Corporate Manslaughter – Driving for work

The Corporate Manslaughter and Corporate Homicide Act 2007 came into force on 6th April 2008. There are no new obligations or duties introduced by the act, but firms who do not comply with existing health and safety rules are now more likely to be prosecuted in the event of a death caused by negligence.

For most people, driving is the most dangerous activity undertaken whilst at work. Every week, it is estimated that 20 people are killed on the UK roads in a collision that involves somebody who is working at the time. Firms who use vehicles at work need to ensure that the vehicles themselves are in good working order and that the drivers use them safely.

Under the new act, it is now easier to bring about prosecutions in the event of a death. Previously, a single individual needed to be at fault to ensure a successful prosecution. The new act now allows prosecution for gross failures in the management of health and safety within a company as a whole.

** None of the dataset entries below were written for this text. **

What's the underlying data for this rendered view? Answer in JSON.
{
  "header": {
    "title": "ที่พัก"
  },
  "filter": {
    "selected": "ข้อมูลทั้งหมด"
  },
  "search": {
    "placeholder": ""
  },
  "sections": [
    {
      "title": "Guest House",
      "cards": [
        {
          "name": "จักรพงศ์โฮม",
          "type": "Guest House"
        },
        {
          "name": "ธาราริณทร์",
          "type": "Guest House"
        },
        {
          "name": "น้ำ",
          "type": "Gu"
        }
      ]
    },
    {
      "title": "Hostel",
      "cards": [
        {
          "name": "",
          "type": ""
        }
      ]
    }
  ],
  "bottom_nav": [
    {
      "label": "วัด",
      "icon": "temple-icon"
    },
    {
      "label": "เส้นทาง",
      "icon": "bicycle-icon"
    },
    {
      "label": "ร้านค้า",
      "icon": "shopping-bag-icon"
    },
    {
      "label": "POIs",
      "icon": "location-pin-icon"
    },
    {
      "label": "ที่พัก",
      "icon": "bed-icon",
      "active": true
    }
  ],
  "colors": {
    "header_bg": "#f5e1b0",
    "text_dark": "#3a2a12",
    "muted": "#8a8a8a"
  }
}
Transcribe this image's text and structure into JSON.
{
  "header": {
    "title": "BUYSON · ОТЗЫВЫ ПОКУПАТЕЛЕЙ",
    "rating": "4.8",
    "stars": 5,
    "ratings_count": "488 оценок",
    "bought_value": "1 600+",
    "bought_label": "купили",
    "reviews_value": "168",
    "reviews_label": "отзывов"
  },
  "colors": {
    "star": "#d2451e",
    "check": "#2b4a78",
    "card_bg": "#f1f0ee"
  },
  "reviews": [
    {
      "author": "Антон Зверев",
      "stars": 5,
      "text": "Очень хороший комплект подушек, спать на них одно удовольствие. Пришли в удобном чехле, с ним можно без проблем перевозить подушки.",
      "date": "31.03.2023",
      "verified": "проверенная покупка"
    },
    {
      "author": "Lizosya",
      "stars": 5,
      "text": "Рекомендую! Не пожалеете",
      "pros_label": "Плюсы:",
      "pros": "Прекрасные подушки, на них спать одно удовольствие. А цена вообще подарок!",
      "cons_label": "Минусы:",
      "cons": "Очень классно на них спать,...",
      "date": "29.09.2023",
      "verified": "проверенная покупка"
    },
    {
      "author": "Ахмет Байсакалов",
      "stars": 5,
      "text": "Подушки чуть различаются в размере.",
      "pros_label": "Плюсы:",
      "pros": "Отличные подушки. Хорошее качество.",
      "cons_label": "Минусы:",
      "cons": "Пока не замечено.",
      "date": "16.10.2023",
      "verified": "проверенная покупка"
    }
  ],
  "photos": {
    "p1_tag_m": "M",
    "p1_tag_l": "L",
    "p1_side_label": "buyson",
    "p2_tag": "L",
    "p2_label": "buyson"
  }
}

To help firms become compliant, we have produced a list of 10 points that will help firms fulfil their duty of care:

  1. Produce a driving for work policy to supplement you current health and safety policies.
  2. Assign a senior manager to take responsibility for managing driving at work.
  3. Begin an on-going programme of risk assessments to cover vehicle safety, driver safety and journey planning.
  4. Record all incidents and analyse this information regularly.
  5. Ensure all vehicles, company-owned and privately-owned, are regularly inspected and serviced in accordance with the manufacturer guidelines.
  6. Purchase vehicles suitable for the intended use and pay particular attention to available safety features.
  7. Ensure all employees are suitably assessed, vetted, trained, licensed and fit to drive.
  8. Produce a drivers handbook, detailing company policies on things like mobile phone use and driving when tired.
  9. Ensure journey planning provides the necessary time to complete the journey with regular stops.
  10. Consider the necessity of all journeys along with car-sharing, telephone conference calls etc.